Aide médicale à mourir: une mystification de la médecine

On a vite oublié que ce sont les médecins spécialistes qui ont amené le débat de l’aide à mourir sur la place publique dans un contexte de médecine défensive (peur des poursuites au civil et au criminel). Ce sont d’ailleurs des médecins et des avocats qui ont élaboré la loi. Personne n’a noté que les patients n’ont rien à dire. Ce sont deux médecins qui vont faire une évaluation psychiatrique et qui vont décider si le patient a droit à la mort. Obliger la personne à subir une évaluation d’un médecin qu’elle ne connaît pas, comme déshumanisation des soins en fin de vie, on ne fait pas mieux !

Le prétexte, une souffrance que le médecin peut soulager dans la mort. Pour les spécialistes, mourir dans la dignité, c’est mourir sans souffrir, aseptisé. Depuis quand la souffrance rend-elle la mort et le mourant indignes ? Les médecins ont conditionné les gens à éviter la douleur et à prendre un médicament, ici le dernier. Les médecins font une publicité où ils disent que la dépression fait mal et ils demandent pourquoi souffrir. Prenez un antidépresseur. J’ai dit à des patients : si tu ne changes pas par toi-même, la souffrance va se charger de te faire changer.

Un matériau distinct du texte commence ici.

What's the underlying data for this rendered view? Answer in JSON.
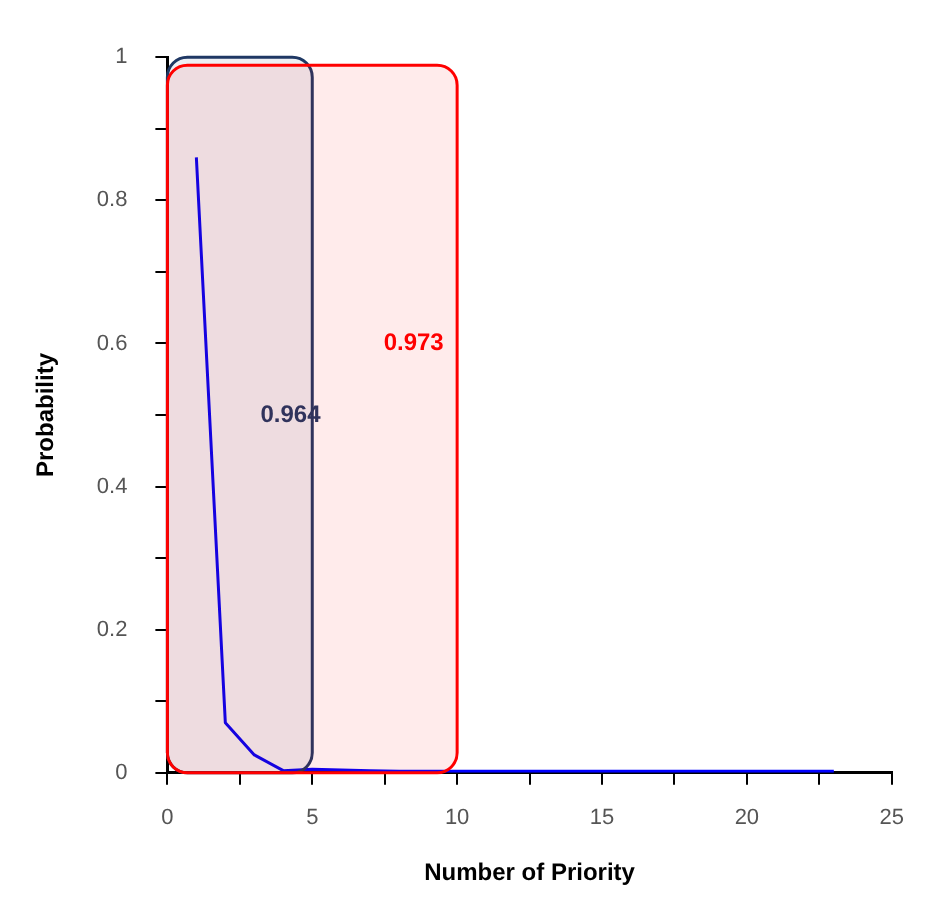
{
  "chart_data": {
    "type": "line",
    "xlabel": "Number of Priority",
    "ylabel": "Probability",
    "x": [
      1,
      2,
      3,
      4,
      5,
      6,
      7,
      8,
      9,
      10,
      11,
      12,
      13,
      14,
      15,
      16,
      17,
      18,
      19,
      20,
      21,
      22,
      23
    ],
    "series": [
      {
        "color": "#0000ff",
        "values": [
          0.86,
          0.07,
          0.025,
          0.003,
          0.005,
          0.004,
          0.003,
          0.002,
          0.002,
          0.002,
          0.002,
          0.002,
          0.002,
          0.002,
          0.002,
          0.002,
          0.002,
          0.002,
          0.002,
          0.002,
          0.002,
          0.002,
          0.002
        ]
      }
    ],
    "xlim": [
      0,
      25
    ],
    "ylim": [
      0,
      1
    ],
    "xticks": [
      0,
      {
        "value": 2.5,
        "label": null
      },
      5,
      {
        "value": 7.5,
        "label": null
      },
      10,
      {
        "value": 12.5,
        "label": null
      },
      15,
      {
        "value": 17.5,
        "label": null
      },
      20,
      {
        "value": 22.5,
        "label": null
      },
      25
    ],
    "yticks": [
      0,
      {
        "value": 0.1,
        "label": null
      },
      {
        "value": 0.2,
        "label": "0.2"
      },
      {
        "value": 0.3,
        "label": null
      },
      {
        "value": 0.4,
        "label": "0.4"
      },
      {
        "value": 0.5,
        "label": null
      },
      {
        "value": 0.6,
        "label": "0.6"
      },
      {
        "value": 0.7,
        "label": null
      },
      {
        "value": 0.8,
        "label": "0.8"
      },
      {
        "value": 0.9,
        "label": null
      },
      1
    ],
    "bands": [
      {
        "axis": "x",
        "from": 0,
        "to": 5,
        "label": "0.964",
        "color": "#1f3864"
      },
      {
        "axis": "x",
        "from": 0,
        "to": 10,
        "label": "0.973",
        "color": "#ff0000"
      }
    ],
    "grid": false,
    "legend": false,
    "marker": "none",
    "line_style": "solid"
  }
}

Mourir dans l’indignité, c’est mourir dans un corridor d’urgence en attendant un spécialiste qui ne viendra pas. C’est mourir à l’hôpital qui n’est plus hospitalier. C’est devenu un lieu malsain et déshumanisé. L’approche de cette loi est une négation des avancées faites depuis 40 ans concernant le processus de la mort, notamment les travaux de Kubler-Ross sur les étapes de l’acceptation de la mort qui ont inspiré les soins palliatifs. Est-ce que les spécialistes et M. Barrette connaissent Kubler-Ross ? Il y a 40 ans, un patient en fin de vie m’a dit : si tu viens pour me convaincre de prendre des pilules (son oncologue le voulait), donne-les à ma famille. Ils ont plus peur que moi de ma souffrance. Moi, je m’en fous. Ma souffrance est temporaire. Je veux rester lucide jusqu’à la fin. Il m’a donné une leçon de vie et de mort. On meurt comme on a vécu, en vivant ce qu’on a à vivre ou en évitant avec les « soins » du médecin.

Les spécialistes ont amené le débat en brandissant un sondage où 75 % de la population les appuyait. Au Québec, c’est un sondage favorable qui fait foi du consensus et de la démocratie. Mercredi matin Mme Hivon parlait d’un consensus extrêmement fort et les Ex à Radio-Canada d’une unanimité tellement grande derrière la loi. Une unanimité peut-elle être petite ? C’est de la démagogie ou plutôt du délire qui témoigne de la dépendance extrême du Québec face à la médecine et face aux spécialistes qui nous vident la tête et les poches.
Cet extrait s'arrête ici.